Senators Warren, Smith and Markey urge Biden to extend federal student loan pause to March 31, 2022
Since March 27, 2020, federal student loan interest rates have been set to 0% and payments have been paused, giving borrowers roughly $72 billion in student loan interest relief and helping many make ends meet during the pandemic. But payments are set to resume on Oct. 1, 2021.
On June 21, Democratic Senators Elizabeth Warren, Tina Smith and Edward J. Markey sent letters to the CEOs of all federal student loan servicers requesting information about the steps the companies are taking to transition millions of federal student loan borrowers back into repayments once the moratorium ends. The letter expresses concerns that borrowers may not be financially prepared to make payments after the pandemic and that millions of borrowers will call servicers at once and overwhelm the system.
On Tuesday, the senators shared takeaways from the responses from the student loan servicers in a letter addressed to President Biden, arguing that the current pause on payments and interest should be extended "until at least March 31, 2022."

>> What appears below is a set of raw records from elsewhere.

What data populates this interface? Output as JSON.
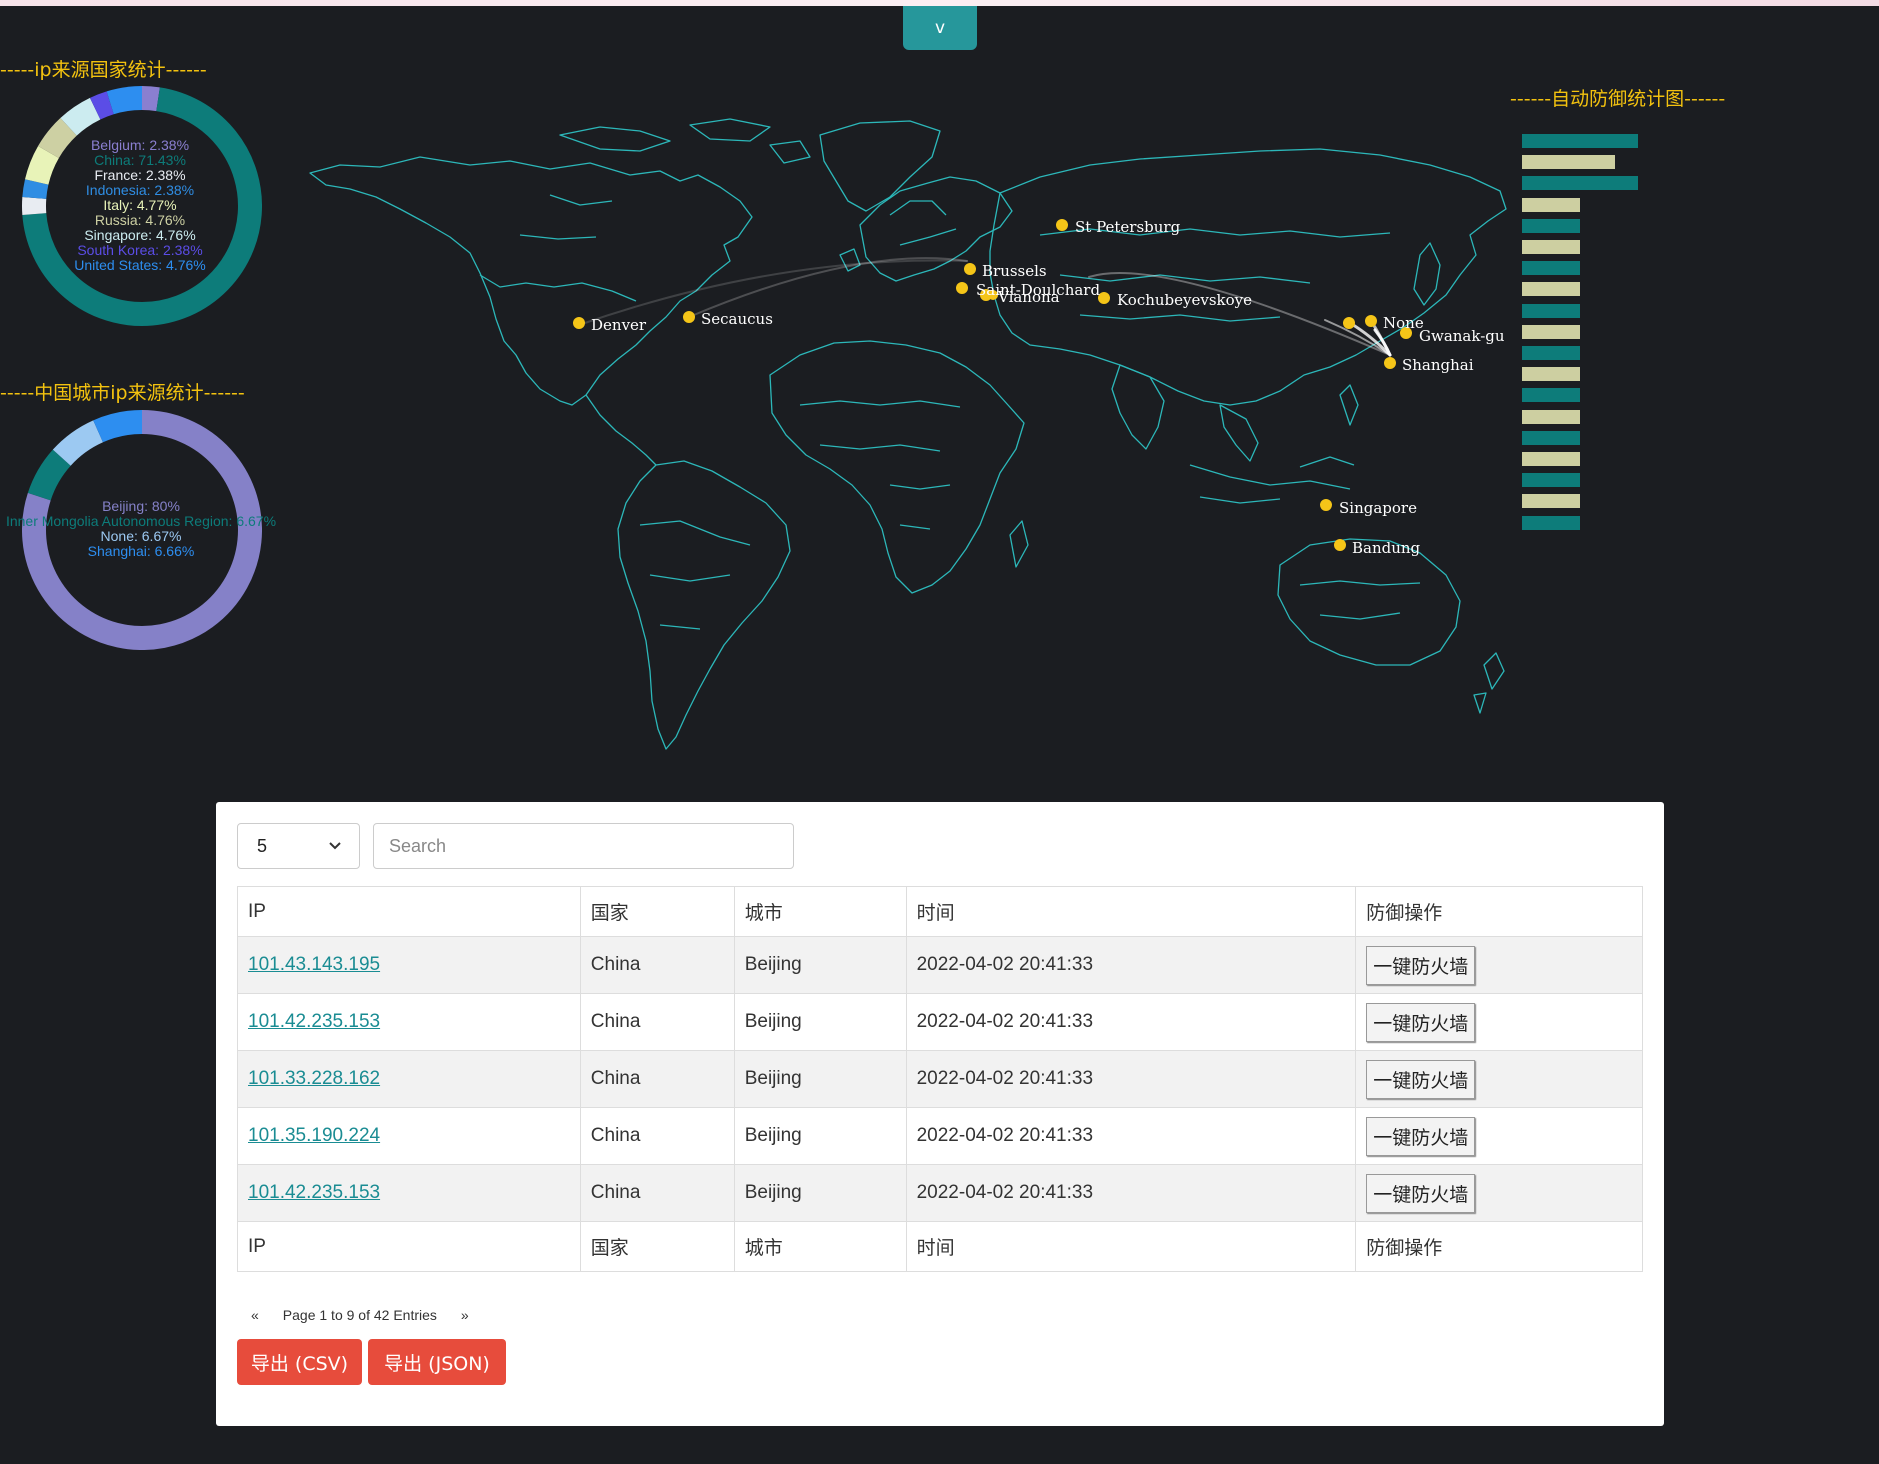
{
  "toggle_label": "v",
  "titles": {
    "country": "-----ip来源国家统计------",
    "city": "-----中国城市ip来源统计------",
    "defense": "------自动防御统计图------"
  },
  "country_chart": {
    "slices": [
      {
        "label": "Belgium: 2.38%",
        "color": "#8a7fd0",
        "value": 2.38
      },
      {
        "label": "China: 71.43%",
        "color": "#0d7c7a",
        "value": 71.43
      },
      {
        "label": "France: 2.38%",
        "color": "#e8ecf2",
        "value": 2.38
      },
      {
        "label": "Indonesia: 2.38%",
        "color": "#2f8de3",
        "value": 2.38
      },
      {
        "label": "Italy: 4.77%",
        "color": "#e8f3b8",
        "value": 4.77
      },
      {
        "label": "Russia: 4.76%",
        "color": "#cdd0a3",
        "value": 4.76
      },
      {
        "label": "Singapore: 4.76%",
        "color": "#ccecf0",
        "value": 4.76
      },
      {
        "label": "South Korea: 2.38%",
        "color": "#5b4de6",
        "value": 2.38
      },
      {
        "label": "United States: 4.76%",
        "color": "#2d8ef0",
        "value": 4.76
      }
    ]
  },
  "city_chart": {
    "slices": [
      {
        "label": "Beijing: 80%",
        "color": "#8581c8",
        "value": 80
      },
      {
        "label": "Inner Mongolia Autonomous Region: 6.67%",
        "color": "#0d7c7a",
        "value": 6.67
      },
      {
        "label": "None: 6.67%",
        "color": "#9cc9f2",
        "value": 6.67
      },
      {
        "label": "Shanghai: 6.66%",
        "color": "#2d8ef0",
        "value": 6.66
      }
    ]
  },
  "map": {
    "cities": [
      "St Petersburg",
      "Brussels",
      "Saint-Doulchard",
      "Vianona",
      "Kochubeyevskoye",
      "Denver",
      "Secaucus",
      "None",
      "Gwanak-gu",
      "Shanghai",
      "Singapore",
      "Bandung"
    ]
  },
  "defense_bars": {
    "colors": {
      "teal": "#0d7c7a",
      "khaki": "#cdcfa1"
    },
    "values": [
      1.0,
      0.8,
      1.0,
      0.5,
      0.5,
      0.5,
      0.5,
      0.5,
      0.5,
      0.5,
      0.5,
      0.5,
      0.5,
      0.5,
      0.5,
      0.5,
      0.5,
      0.5,
      0.5
    ]
  },
  "table": {
    "page_size": "5",
    "search_placeholder": "Search",
    "headers": [
      "IP",
      "国家",
      "城市",
      "时间",
      "防御操作"
    ],
    "rows": [
      {
        "ip": "101.43.143.195",
        "country": "China",
        "city": "Beijing",
        "time": "2022-04-02 20:41:33",
        "action": "一键防火墙"
      },
      {
        "ip": "101.42.235.153",
        "country": "China",
        "city": "Beijing",
        "time": "2022-04-02 20:41:33",
        "action": "一键防火墙"
      },
      {
        "ip": "101.33.228.162",
        "country": "China",
        "city": "Beijing",
        "time": "2022-04-02 20:41:33",
        "action": "一键防火墙"
      },
      {
        "ip": "101.35.190.224",
        "country": "China",
        "city": "Beijing",
        "time": "2022-04-02 20:41:33",
        "action": "一键防火墙"
      },
      {
        "ip": "101.42.235.153",
        "country": "China",
        "city": "Beijing",
        "time": "2022-04-02 20:41:33",
        "action": "一键防火墙"
      }
    ],
    "footers": [
      "IP",
      "国家",
      "城市",
      "时间",
      "防御操作"
    ]
  },
  "pager": {
    "prev": "«",
    "info": "Page 1 to 9 of 42 Entries",
    "next": "»"
  },
  "export": {
    "csv": "导出 (CSV)",
    "json": "导出 (JSON)"
  },
  "accent": "#26979b",
  "title_color": "#f3c20f"
}
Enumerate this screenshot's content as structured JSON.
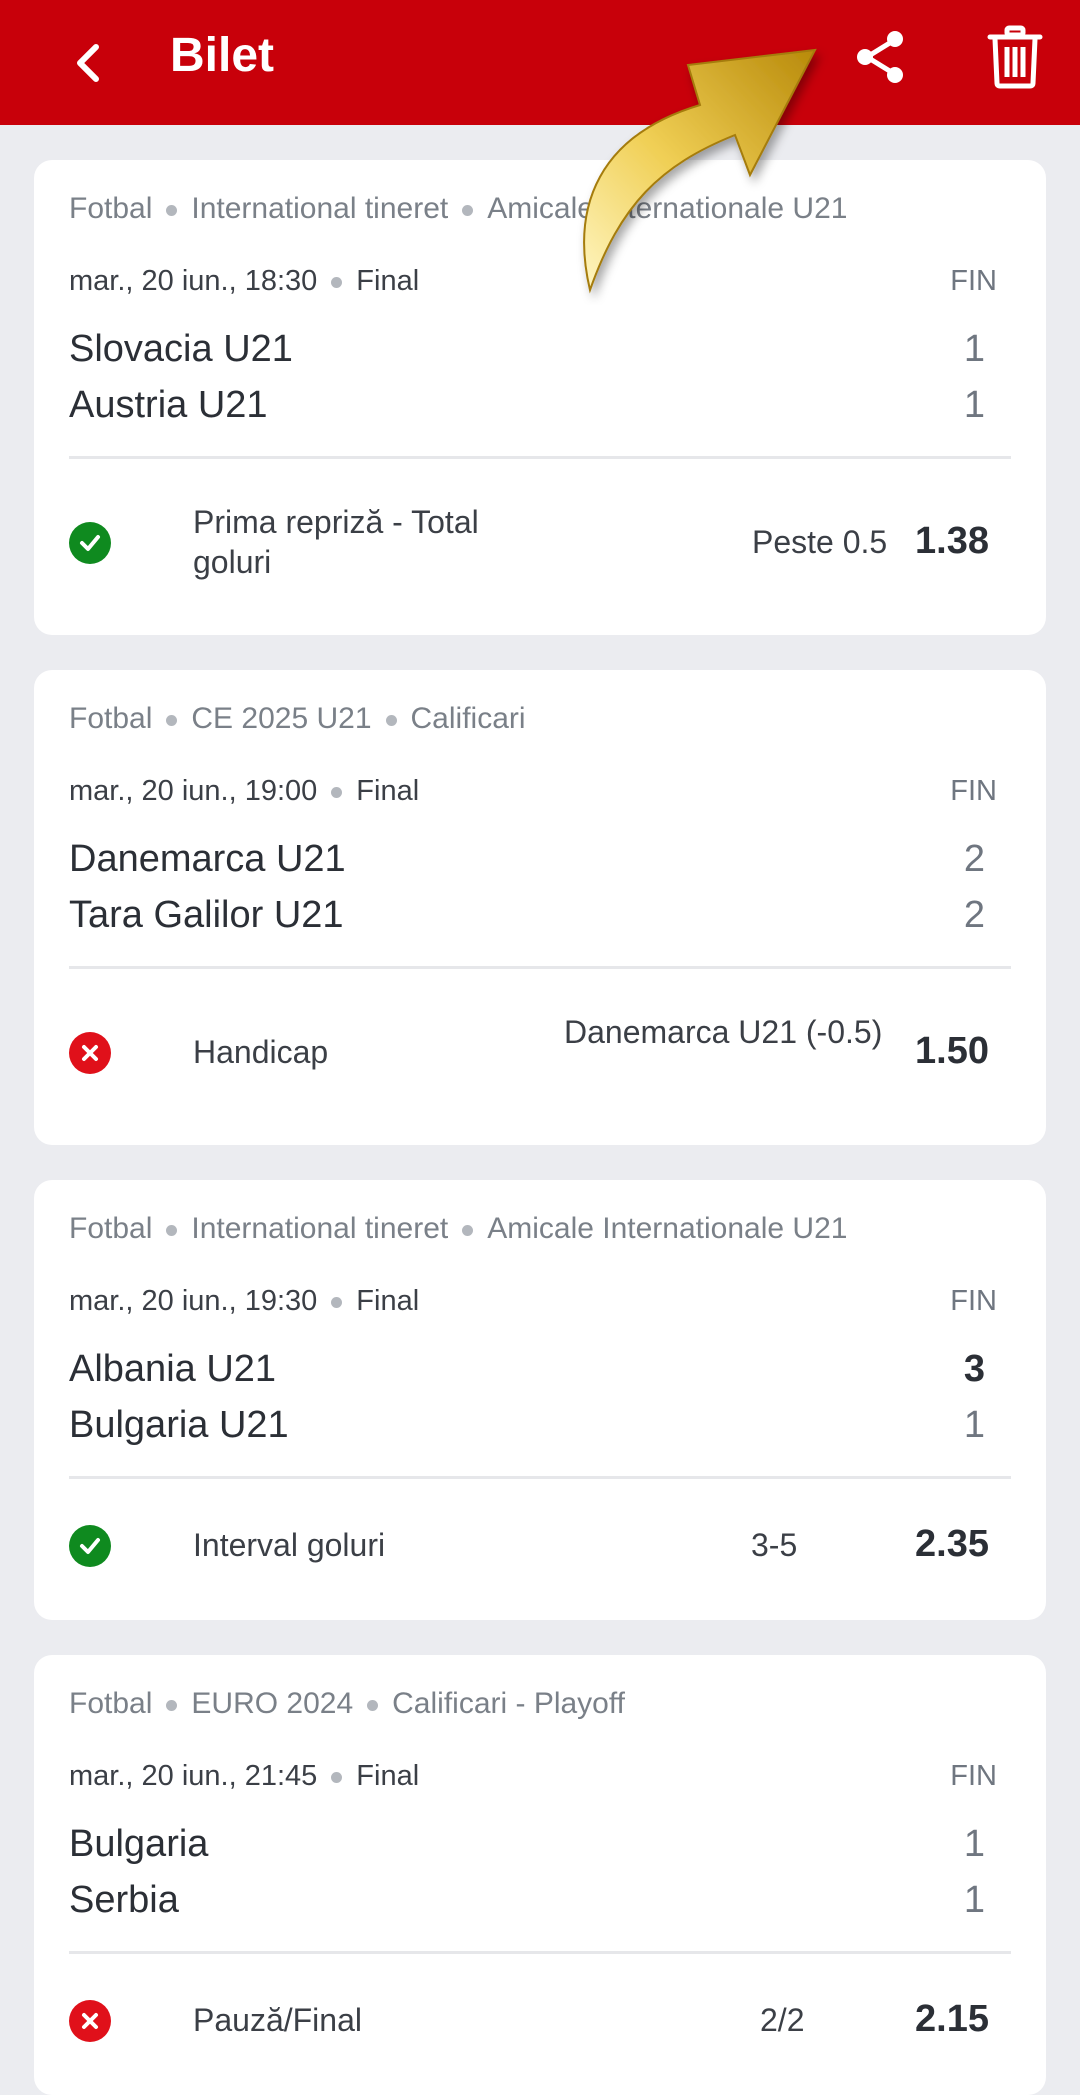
{
  "header": {
    "title": "Bilet"
  },
  "colors": {
    "brand": "#c8000a",
    "won": "#0f8a1f",
    "lost": "#e0101a"
  },
  "icons": {
    "back": "chevron-left-icon",
    "share": "share-icon",
    "delete": "trash-icon",
    "won": "check-icon",
    "lost": "cross-icon"
  },
  "events": [
    {
      "sport": "Fotbal",
      "category": "International tineret",
      "tournament": "Amicale Internationale U21",
      "datetime": "mar., 20 iun., 18:30",
      "phase": "Final",
      "status": "FIN",
      "home": "Slovacia U21",
      "home_score": "1",
      "away": "Austria U21",
      "away_score": "1",
      "market": "Prima repriză - Total goluri",
      "pick": "Peste 0.5",
      "odds": "1.38",
      "result": "won"
    },
    {
      "sport": "Fotbal",
      "category": "CE 2025 U21",
      "tournament": "Calificari",
      "datetime": "mar., 20 iun., 19:00",
      "phase": "Final",
      "status": "FIN",
      "home": "Danemarca U21",
      "home_score": "2",
      "away": "Tara Galilor U21",
      "away_score": "2",
      "market": "Handicap",
      "pick": "Danemarca U21 (-0.5)",
      "odds": "1.50",
      "result": "lost"
    },
    {
      "sport": "Fotbal",
      "category": "International tineret",
      "tournament": "Amicale Internationale U21",
      "datetime": "mar., 20 iun., 19:30",
      "phase": "Final",
      "status": "FIN",
      "home": "Albania U21",
      "home_score": "3",
      "away": "Bulgaria U21",
      "away_score": "1",
      "market": "Interval goluri",
      "pick": "3-5",
      "odds": "2.35",
      "result": "won"
    },
    {
      "sport": "Fotbal",
      "category": "EURO 2024",
      "tournament": "Calificari - Playoff",
      "datetime": "mar., 20 iun., 21:45",
      "phase": "Final",
      "status": "FIN",
      "home": "Bulgaria",
      "home_score": "1",
      "away": "Serbia",
      "away_score": "1",
      "market": "Pauză/Final",
      "pick": "2/2",
      "odds": "2.15",
      "result": "lost"
    }
  ]
}
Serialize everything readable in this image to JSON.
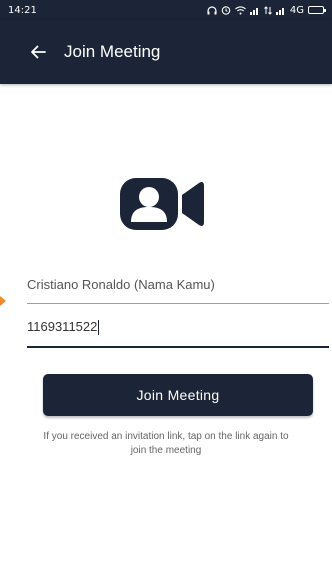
{
  "statusbar": {
    "time": "14:21",
    "network": "4G"
  },
  "appbar": {
    "title": "Join Meeting"
  },
  "form": {
    "name_value": "Cristiano Ronaldo (Nama Kamu)",
    "phone_value": "1169311522"
  },
  "actions": {
    "join_label": "Join Meeting"
  },
  "hint": {
    "text": "If you received an invitation link, tap on the link again to join the meeting"
  },
  "colors": {
    "primary": "#1b2537",
    "accent_marker": "#f08a2a"
  }
}
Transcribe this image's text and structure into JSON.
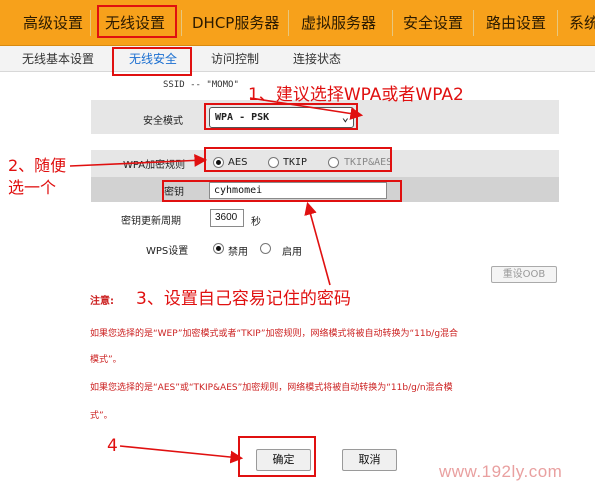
{
  "top_nav": [
    "高级设置",
    "无线设置",
    "DHCP服务器",
    "虚拟服务器",
    "安全设置",
    "路由设置",
    "系统"
  ],
  "sub_nav": [
    "无线基本设置",
    "无线安全",
    "访问控制",
    "连接状态"
  ],
  "ssid_line": "SSID -- \"MOMO\"",
  "security_mode": {
    "label": "安全模式",
    "value": "WPA - PSK"
  },
  "cipher": {
    "label": "WPA加密规则",
    "options": [
      "AES",
      "TKIP",
      "TKIP&AES"
    ],
    "selected": "AES"
  },
  "key": {
    "label": "密钥",
    "value": "cyhmomei"
  },
  "renew": {
    "label": "密钥更新周期",
    "value": "3600",
    "unit": "秒"
  },
  "wps": {
    "label": "WPS设置",
    "options": [
      "禁用",
      "启用"
    ],
    "selected": "禁用",
    "reset_label": "重设OOB"
  },
  "notes": {
    "title": "注意:",
    "line1": "如果您选择的是“WEP”加密模式或者“TKIP”加密规则，网络模式将被自动转换为“11b/g混合",
    "line1b": "模式”。",
    "line2": "如果您选择的是“AES”或“TKIP&AES”加密规则，网络模式将被自动转换为“11b/g/n混合模",
    "line2b": "式”。"
  },
  "buttons": {
    "ok": "确定",
    "cancel": "取消"
  },
  "annotations": {
    "a1": "1、建议选择WPA或者WPA2",
    "a2a": "2、随便",
    "a2b": "选一个",
    "a3": "3、设置自己容易记住的密码",
    "a4": "4"
  },
  "watermark": "www.192ly.com",
  "colors": {
    "nav_bg": "#f7a11b",
    "annotation_red": "#e01010",
    "note_red": "#cc2222",
    "active_tab": "#1a6fd1"
  }
}
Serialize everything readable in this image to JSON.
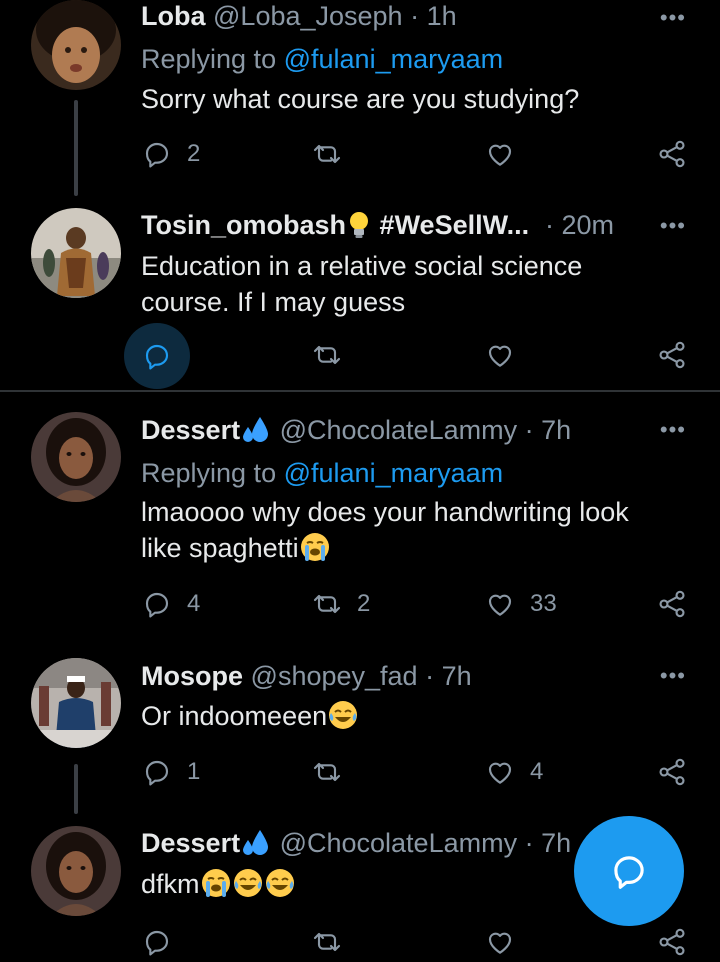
{
  "colors": {
    "accent": "#1d9bf0",
    "muted": "#8b98a5",
    "text": "#e7e9ea",
    "background": "#000000"
  },
  "tweets": [
    {
      "name": "Loba",
      "handle": "@Loba_Joseph",
      "time": "1h",
      "reply_label": "Replying to",
      "reply_mention": "@fulani_maryaam",
      "text": "Sorry what course are you studying?",
      "replies": "2",
      "retweets": "",
      "likes": ""
    },
    {
      "name": "Tosin_omobash",
      "name_emoji": "light-bulb-icon",
      "name_tag": "#WeSellW...",
      "time": "20m",
      "text": "Education in a relative social science course. If I may guess",
      "replies": "",
      "retweets": "",
      "likes": ""
    },
    {
      "name": "Dessert",
      "name_emoji": "sweat-droplets-icon",
      "handle": "@ChocolateLammy",
      "time": "7h",
      "reply_label": "Replying to",
      "reply_mention": "@fulani_maryaam",
      "text": "lmaoooo why does your handwriting look like spaghetti",
      "text_emoji": "loudly-crying-face-icon",
      "replies": "4",
      "retweets": "2",
      "likes": "33"
    },
    {
      "name": "Mosope",
      "handle": "@shopey_fad",
      "time": "7h",
      "text": "Or indoomeeen",
      "text_emoji": "tears-of-joy-face-icon",
      "replies": "1",
      "retweets": "",
      "likes": "4"
    },
    {
      "name": "Dessert",
      "name_emoji": "sweat-droplets-icon",
      "handle": "@ChocolateLammy",
      "time": "7h",
      "text": "dfkm",
      "text_emojis": [
        "loudly-crying-face-icon",
        "tears-of-joy-face-icon",
        "tears-of-joy-face-icon"
      ],
      "replies": "",
      "retweets": "",
      "likes": ""
    }
  ],
  "fab": {
    "icon": "compose-reply-icon"
  },
  "more_glyph": "•••"
}
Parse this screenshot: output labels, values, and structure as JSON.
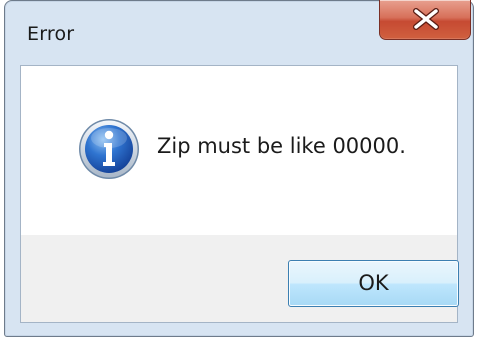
{
  "dialog": {
    "title": "Error",
    "message": "Zip must be like 00000.",
    "icon": "info-icon",
    "ok_label": "OK"
  },
  "colors": {
    "close_button": "#c9533b",
    "ok_button_border": "#3c7fb1",
    "frame": "#d7e4f2",
    "button_panel": "#f0f0f0"
  }
}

"The responses to our inquiry indicate that neither student loan borrowers nor student loan servicers are prepared for payments to resume, and servicers will need significant time to ensure that staffing and procedures are ready to provide borrowers with a high level of support," reads the letter. "We received responses from each of the servicers, and the majority provided substantive responses to our questions and data on their borrowers' experiences during the pandemic. These responses overwhelmingly indicate that more time is needed to ensure that borrowers are supported when reentering payment on their student loans."
Economists have warned that ending the pause could lead to negative outcomes such as a spike in missed payments and delinquency (more than 1 in 4 were already in delinquency or default before the pandemic).
Student loan servicers Nelnet, Edfinancial Services, Granite State Management & Resources (GSM&R), Missouri Higher Education Loan Authority (MOHELA), Navient, Oklahoma Student Loan Authority (OSLA) and Pennsylvania Higher Education Assistance Agency (PHEAA) responded to the senators.
The servicers defended the work they have done during the pandemic in preparation for the pause ending but many noted that they have faced challenges. The first being that servicers have been dealt an "unprecedented" task.
"Federal Student Aid servicers have never attempted to move 43+ million accounts into a repayment status all at once across the country," reads the response from PHEAA. "Time is quickly passing and with less than three months now until the currently stated restart of repayment date, our concerns over being best prepared to provide a smooth transition for FSA borrowers continue to grow."
Sarah Sattelmeyer, former director of Pew's student borrower success project and current project director at New America has previously explained to CNBC Make It that when the Department of Education has implemented student loan forbearances in the past, there often has been an increase in student loan delinquency when payments resume. The current pause is significantly larger than those previous forbearances.
PHEAA, which oversees the Public Service Loan Forgiveness program, says that they will need to recruit, hire and train an additional 600 to 900 call center staff in order to address the needs of borrowers. Of note, PHEAA's contract is set to expire in December 2021 and the organization's borrowers will need to be transferred to a new servicer.
Some servicers also noted that they have been unable to proactively reach out to borrowers to prepare them for payments to resume.
"At the direction of FSA, we have not conducted any proactive borrower outreach concerning payment obligations or account status since March 2020," reads a letter from Nelnet. "We hope that all members of Congress will encourage constituents to contact their servicers early and often so that we can coach them through a successful transition to repayment. Only when we are able to connect with borrowers, are we able to assist them in navigating the myriad of complex repayment options and help them avoid default."
More than 120 organizations, including the American Civil Liberties Union, the National Consumer Law Center and the Consumer Federation of America, have also asked the president to extend the pause until the "administration has delivered on the promises you made to student loan borrowers to fix the broken student loan system and cancel federal student debt."
Warren, Smith and Markey have all issued their support for up to $50,000 in student loan forgiveness.
Ultimately, the final date when payments will resume is also a concern for servicers.
"At the time of writing this letter, we understand that there is a substantial likelihood that the return to repayment date of October 1, 2021 will be extended," reads Edfinancial Services' response, dated July 1. "The final date for return to repayment is a critical factor in the timing of some of our preparation efforts, as we want to avoid any confusion for borrowers to the extent possible in our communications with them."